From these above instances, it is argued that the Islamic society is far
from deserving the dark image it has been too long painted. The Muslims,
of course, are no super-humans. Many amongst them accomplish terrible
deeds against others, their own, and even to themselves. Most
importantly, the goodness of Muslims as an entity has nothing to do with
the fact that Muslims as individuals are better than others. Far from it;
they are as good and as bad as anybody else. The difference is the faith
itself, its laws and rules, and the changes it makes within individuals
and society, especially when such a faith, and its fundamental law, the
shari'a, an often demonised concept, work. Of course it is easy to pick
on an individual case of strict application of the Shari'a ignoring its
wider positive impact. It is indeed, the shari'a, which insists on the
protection of others including the Christians, the Jews, and others who
live under an Islamic state; so condemning as invalid the whims of any
ruler or individuals. Indeed, any Muslim true to his faith by following
the Shari'a has absolutely no excuse for hurting anyone of a different
faith who had not harmed him; or sought to harm him.

Furthermore, it is Islam, faith alone, that changed people for the better
as is here well expressed by a few illustrations.

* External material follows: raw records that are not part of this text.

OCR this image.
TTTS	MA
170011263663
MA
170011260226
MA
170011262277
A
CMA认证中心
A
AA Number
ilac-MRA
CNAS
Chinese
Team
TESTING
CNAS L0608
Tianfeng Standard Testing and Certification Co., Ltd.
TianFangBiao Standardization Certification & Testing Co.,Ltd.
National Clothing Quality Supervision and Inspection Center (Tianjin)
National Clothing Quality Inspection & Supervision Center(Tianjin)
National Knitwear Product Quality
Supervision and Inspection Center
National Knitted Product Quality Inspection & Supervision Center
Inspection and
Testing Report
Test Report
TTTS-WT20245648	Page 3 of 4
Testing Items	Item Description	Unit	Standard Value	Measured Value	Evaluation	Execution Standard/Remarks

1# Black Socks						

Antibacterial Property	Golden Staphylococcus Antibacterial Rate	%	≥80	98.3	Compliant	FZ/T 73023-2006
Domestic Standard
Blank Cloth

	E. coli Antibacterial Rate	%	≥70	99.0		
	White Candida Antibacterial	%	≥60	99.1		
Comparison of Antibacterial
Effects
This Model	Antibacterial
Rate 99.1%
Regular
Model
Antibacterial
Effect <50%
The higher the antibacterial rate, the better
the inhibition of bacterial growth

Thus, when the
Abyssinian king asked them about the new religion, Jaafar, cousin of the
Prophet (PBUH) answered:

"We were plunged in the dark meanders of ignorance and barbarism; we
adored idols; we ate animals that had died of themselves; we committed
hateful things; we wounded the love of our own relations, and violated
the laws of hospitality. Ruled by our passions, we only recognised the
law of the strongest, until God has chosen a man from our race,
illustrious by his birth, for very long respected for his virtues. This
Prophet had taught us to profess the unity of God, to reject the
superstitions of our fathers, to despise Gods of stones and wood. He
commanded us to speak the truth, to be faithful to our trusts, to love
our relations, and to protect our guests, to flee vice, to be kind and
generous towards our parents and neighbours. He has forbidden us from
despoiling women's honour, and from robbing orphans. He recommended us
prayers, giving alms, and fasting. We have believed in his mission; we
have respected the laws and the morale that he brought us on behalf of
God."

Smith expands on this:

"The Dark Ages of Europe would have been doubly, nay trebly dark;
for the Arabs who alone by their arts and sciences, by their agriculture,
their philosophy, and their virtues, shone out amidst the universal gloom
of ignorance and crime.'

.. And it was the same changes Islam brought to others elsewhere. In
contact with Islam, every nation prospered as recognised by Forster, who
praised `the salutary moral influence of Islamism upon its "Negro"
proselytes." Smith

In Conclusion, if those leading the onslaught on Islam believe everything
will be better without the `darkness of Islam' as they put it, they can
be guaranteed, that without Islam, monsters will prevail.